By personal policy, I always err on the side of caution; I make sure my migrations take as long as needed to be as smooth as possible. And even then, they’re never smooth. You can come up with the world’s longest checklist and something unexpected will happen. But that in itself is the reason to still come up with that long list, because it’ll still limit the unexpected events.
Now that we have covered the aspect of planning for the unexpected, how do you handle the unexpected when it does happen? The first thing you do is a best effort quantification of its effect of your timelines. Regardless of the outcome of that you let your customers know what happened, what you’re doing, and most importantly what it means to them/their data/their email and how it affects their timeline if any.

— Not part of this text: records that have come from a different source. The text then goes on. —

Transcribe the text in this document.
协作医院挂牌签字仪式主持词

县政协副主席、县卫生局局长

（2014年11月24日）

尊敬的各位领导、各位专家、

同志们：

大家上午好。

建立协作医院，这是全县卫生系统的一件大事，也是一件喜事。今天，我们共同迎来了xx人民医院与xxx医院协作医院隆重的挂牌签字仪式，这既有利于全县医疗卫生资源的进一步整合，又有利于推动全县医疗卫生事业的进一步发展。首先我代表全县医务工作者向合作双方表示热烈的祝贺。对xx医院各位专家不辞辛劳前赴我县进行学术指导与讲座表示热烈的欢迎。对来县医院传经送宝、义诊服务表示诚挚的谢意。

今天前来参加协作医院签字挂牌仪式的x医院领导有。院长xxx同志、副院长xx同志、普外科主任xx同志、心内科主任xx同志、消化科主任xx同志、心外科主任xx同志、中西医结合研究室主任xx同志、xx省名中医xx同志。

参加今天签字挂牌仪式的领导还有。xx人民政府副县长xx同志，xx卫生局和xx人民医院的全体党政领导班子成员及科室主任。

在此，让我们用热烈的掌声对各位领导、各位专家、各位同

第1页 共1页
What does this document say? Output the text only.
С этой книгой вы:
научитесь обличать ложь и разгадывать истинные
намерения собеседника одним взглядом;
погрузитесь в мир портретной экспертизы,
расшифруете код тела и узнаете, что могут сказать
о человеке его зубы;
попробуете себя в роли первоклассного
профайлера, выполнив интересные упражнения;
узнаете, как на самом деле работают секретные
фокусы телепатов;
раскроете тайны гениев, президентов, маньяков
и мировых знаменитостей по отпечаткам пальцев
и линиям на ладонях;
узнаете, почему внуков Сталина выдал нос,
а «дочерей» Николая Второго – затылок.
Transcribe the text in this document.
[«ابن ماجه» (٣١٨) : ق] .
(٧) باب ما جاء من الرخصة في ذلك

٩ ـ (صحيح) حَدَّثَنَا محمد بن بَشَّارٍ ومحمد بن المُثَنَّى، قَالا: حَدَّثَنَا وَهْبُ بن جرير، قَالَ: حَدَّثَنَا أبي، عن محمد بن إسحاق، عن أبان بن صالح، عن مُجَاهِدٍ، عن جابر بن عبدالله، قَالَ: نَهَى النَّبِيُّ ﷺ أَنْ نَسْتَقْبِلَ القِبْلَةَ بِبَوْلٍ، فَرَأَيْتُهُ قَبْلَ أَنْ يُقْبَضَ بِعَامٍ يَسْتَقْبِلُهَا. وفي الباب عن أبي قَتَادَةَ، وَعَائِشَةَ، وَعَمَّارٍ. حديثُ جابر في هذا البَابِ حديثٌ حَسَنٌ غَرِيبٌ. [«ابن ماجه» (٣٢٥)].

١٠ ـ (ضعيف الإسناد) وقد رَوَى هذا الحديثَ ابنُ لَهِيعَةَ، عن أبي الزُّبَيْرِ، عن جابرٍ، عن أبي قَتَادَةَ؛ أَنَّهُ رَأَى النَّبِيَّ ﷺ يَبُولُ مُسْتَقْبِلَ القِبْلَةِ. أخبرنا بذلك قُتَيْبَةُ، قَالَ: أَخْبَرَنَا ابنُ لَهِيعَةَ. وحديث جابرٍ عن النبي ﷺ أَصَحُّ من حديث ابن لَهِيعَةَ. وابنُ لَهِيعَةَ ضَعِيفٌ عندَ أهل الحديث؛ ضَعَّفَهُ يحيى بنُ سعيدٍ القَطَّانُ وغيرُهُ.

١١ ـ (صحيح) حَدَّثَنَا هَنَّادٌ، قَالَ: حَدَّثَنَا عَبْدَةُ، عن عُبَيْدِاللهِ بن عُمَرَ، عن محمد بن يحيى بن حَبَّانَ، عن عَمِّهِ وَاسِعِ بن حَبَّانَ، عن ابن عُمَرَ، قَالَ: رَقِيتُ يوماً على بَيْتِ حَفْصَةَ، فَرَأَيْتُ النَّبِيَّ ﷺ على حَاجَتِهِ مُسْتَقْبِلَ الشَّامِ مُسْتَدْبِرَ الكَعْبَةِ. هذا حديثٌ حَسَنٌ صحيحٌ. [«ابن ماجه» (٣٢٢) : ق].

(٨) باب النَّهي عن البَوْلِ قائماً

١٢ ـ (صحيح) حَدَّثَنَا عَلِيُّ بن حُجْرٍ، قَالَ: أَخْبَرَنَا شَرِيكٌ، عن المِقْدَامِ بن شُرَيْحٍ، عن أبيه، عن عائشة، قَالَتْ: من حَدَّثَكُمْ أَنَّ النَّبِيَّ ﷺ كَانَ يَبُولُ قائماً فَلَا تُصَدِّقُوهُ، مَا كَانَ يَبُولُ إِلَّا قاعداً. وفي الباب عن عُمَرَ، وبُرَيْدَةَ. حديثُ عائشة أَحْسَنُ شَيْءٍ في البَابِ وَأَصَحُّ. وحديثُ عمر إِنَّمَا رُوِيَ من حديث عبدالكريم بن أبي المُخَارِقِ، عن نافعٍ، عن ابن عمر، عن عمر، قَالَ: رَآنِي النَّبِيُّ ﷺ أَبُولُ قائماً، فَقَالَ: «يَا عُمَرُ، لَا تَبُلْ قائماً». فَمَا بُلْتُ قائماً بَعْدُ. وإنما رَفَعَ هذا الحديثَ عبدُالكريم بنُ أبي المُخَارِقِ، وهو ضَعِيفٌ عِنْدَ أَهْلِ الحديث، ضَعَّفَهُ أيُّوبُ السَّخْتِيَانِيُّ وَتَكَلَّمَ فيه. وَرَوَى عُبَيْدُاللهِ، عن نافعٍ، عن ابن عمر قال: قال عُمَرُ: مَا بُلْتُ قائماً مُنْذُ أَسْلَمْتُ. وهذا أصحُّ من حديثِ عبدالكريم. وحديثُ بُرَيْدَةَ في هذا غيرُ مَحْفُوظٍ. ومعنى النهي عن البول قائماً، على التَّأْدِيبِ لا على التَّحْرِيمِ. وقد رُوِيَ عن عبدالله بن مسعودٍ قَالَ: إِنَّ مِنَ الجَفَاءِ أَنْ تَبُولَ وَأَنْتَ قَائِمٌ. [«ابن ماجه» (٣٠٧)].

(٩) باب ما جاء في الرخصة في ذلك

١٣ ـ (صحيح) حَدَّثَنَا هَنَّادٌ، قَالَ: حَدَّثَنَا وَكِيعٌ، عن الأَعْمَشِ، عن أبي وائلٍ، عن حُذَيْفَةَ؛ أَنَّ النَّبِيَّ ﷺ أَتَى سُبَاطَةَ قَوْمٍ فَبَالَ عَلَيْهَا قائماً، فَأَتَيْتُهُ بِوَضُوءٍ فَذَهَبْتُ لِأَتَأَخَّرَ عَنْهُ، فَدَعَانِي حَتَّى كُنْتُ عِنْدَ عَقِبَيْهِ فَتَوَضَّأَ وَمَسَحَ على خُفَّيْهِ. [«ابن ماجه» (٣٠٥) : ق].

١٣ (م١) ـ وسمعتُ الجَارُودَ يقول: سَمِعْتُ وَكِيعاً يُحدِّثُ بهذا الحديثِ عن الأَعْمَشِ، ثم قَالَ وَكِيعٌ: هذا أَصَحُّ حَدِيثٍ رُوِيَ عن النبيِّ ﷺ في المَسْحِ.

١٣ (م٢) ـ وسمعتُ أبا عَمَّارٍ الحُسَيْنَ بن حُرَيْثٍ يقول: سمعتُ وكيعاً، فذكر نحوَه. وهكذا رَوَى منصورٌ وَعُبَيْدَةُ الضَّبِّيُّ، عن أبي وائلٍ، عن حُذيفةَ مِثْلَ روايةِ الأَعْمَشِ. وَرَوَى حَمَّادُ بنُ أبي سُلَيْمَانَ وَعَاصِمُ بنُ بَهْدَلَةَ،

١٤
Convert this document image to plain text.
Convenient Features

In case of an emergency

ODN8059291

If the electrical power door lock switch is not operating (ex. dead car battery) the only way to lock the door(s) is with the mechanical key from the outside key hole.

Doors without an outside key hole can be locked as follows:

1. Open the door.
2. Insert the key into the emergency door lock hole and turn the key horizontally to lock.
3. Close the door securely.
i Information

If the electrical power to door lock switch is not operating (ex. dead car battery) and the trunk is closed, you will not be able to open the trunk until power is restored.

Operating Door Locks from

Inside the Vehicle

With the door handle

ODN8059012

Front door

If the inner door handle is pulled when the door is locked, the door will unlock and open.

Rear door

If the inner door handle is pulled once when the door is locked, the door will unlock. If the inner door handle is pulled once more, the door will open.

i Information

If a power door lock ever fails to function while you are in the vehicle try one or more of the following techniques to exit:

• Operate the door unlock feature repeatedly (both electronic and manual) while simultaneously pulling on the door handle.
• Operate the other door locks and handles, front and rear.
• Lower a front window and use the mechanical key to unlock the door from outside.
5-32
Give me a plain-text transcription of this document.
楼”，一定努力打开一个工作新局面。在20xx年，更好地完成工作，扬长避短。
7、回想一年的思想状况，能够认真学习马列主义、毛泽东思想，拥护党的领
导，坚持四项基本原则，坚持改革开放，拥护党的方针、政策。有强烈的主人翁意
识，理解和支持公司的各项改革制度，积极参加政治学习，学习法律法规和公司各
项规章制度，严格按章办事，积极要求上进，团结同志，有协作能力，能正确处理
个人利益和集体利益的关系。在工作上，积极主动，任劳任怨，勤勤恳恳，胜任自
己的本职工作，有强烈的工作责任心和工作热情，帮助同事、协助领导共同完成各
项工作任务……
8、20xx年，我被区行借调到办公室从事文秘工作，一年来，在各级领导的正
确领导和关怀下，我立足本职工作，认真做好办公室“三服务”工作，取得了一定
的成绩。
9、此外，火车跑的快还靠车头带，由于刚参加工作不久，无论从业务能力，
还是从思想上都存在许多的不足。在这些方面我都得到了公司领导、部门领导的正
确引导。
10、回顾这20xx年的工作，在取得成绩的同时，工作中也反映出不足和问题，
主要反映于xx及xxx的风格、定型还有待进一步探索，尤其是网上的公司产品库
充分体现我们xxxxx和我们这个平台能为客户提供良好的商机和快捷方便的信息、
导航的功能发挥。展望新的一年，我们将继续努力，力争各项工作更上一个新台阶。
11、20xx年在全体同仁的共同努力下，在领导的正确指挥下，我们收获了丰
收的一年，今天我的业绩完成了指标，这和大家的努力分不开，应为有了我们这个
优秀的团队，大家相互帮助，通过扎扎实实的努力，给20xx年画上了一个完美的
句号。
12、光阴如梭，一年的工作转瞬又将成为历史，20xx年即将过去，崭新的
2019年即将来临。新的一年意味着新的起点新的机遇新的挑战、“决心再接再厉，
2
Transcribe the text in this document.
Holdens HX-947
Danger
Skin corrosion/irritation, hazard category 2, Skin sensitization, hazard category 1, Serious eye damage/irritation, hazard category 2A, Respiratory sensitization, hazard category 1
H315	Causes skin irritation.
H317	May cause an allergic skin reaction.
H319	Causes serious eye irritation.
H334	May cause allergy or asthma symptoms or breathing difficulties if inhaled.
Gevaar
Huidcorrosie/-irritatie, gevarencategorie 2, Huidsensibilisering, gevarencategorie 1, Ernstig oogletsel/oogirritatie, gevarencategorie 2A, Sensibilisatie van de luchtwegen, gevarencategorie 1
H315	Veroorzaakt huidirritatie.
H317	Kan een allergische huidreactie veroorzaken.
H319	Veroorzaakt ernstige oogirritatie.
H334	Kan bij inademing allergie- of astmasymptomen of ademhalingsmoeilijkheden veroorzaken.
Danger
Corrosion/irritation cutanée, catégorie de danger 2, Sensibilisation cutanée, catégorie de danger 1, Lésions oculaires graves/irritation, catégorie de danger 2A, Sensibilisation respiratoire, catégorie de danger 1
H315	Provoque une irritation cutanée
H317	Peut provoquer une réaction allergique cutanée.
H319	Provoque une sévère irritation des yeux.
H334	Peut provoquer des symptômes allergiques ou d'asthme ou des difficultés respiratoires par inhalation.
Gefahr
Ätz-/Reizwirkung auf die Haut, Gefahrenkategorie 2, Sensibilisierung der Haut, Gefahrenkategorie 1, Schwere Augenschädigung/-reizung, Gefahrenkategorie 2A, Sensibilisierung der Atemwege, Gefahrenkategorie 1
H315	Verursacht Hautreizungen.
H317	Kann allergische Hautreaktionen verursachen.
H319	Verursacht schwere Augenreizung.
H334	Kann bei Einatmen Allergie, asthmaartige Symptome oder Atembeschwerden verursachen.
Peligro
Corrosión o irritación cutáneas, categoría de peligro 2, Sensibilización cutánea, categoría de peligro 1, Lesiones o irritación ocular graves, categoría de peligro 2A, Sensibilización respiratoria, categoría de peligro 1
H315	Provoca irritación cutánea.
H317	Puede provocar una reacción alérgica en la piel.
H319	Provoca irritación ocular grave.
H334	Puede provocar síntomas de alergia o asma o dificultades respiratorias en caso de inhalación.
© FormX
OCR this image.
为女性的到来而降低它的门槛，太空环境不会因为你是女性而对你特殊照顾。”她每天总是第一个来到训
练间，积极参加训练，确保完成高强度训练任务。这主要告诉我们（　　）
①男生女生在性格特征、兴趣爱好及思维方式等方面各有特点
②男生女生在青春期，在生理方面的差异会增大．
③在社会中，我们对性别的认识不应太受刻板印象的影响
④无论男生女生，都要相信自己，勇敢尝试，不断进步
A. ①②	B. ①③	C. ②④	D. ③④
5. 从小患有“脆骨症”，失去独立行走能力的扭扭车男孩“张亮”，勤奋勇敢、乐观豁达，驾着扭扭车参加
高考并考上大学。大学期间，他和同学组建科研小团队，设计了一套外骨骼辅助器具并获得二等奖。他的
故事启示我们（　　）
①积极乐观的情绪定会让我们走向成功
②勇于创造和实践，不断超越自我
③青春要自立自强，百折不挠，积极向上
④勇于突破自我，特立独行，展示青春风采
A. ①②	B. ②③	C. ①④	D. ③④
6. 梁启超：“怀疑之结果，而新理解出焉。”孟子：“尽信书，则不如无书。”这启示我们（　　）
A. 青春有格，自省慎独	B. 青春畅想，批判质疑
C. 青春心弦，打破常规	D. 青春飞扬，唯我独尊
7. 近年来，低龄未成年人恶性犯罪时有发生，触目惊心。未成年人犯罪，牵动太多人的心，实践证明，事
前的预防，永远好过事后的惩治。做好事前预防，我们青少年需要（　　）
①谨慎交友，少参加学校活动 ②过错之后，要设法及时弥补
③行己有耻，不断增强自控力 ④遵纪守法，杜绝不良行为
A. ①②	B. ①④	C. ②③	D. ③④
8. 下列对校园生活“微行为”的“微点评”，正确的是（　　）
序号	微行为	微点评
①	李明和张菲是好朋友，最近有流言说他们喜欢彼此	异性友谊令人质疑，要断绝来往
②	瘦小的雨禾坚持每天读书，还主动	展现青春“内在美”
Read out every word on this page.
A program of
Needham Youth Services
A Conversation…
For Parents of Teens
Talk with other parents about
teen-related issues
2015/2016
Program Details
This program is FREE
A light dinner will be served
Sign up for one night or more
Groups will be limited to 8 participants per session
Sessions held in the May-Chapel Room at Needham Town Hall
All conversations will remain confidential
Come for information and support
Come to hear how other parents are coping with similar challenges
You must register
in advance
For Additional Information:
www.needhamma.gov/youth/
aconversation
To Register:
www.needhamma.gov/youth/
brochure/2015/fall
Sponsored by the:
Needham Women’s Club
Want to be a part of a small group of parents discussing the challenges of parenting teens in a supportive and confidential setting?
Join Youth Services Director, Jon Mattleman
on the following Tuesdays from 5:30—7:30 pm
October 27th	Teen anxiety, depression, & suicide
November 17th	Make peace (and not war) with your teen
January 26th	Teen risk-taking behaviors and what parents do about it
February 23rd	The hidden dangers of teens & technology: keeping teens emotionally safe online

The hardest decision to make during a project is when to cancel and regroup. This is tough because of two aspects, you’ll be doubling your work cost and primarily because it’s not really your call as much as you’d like it to be. Our rule of thumb is, if the alternate is NOT guaranteed to be successful we don’t do it. If it causes an outage during primetime for that company, we won’t do it. But ultimately, you must involve the business owner if think you’re going to cut it close and come up with a plan. Luckily on our platform, we have business continuity embedded into all of email solutions so any migration involving our email service will always come with a built in plan B.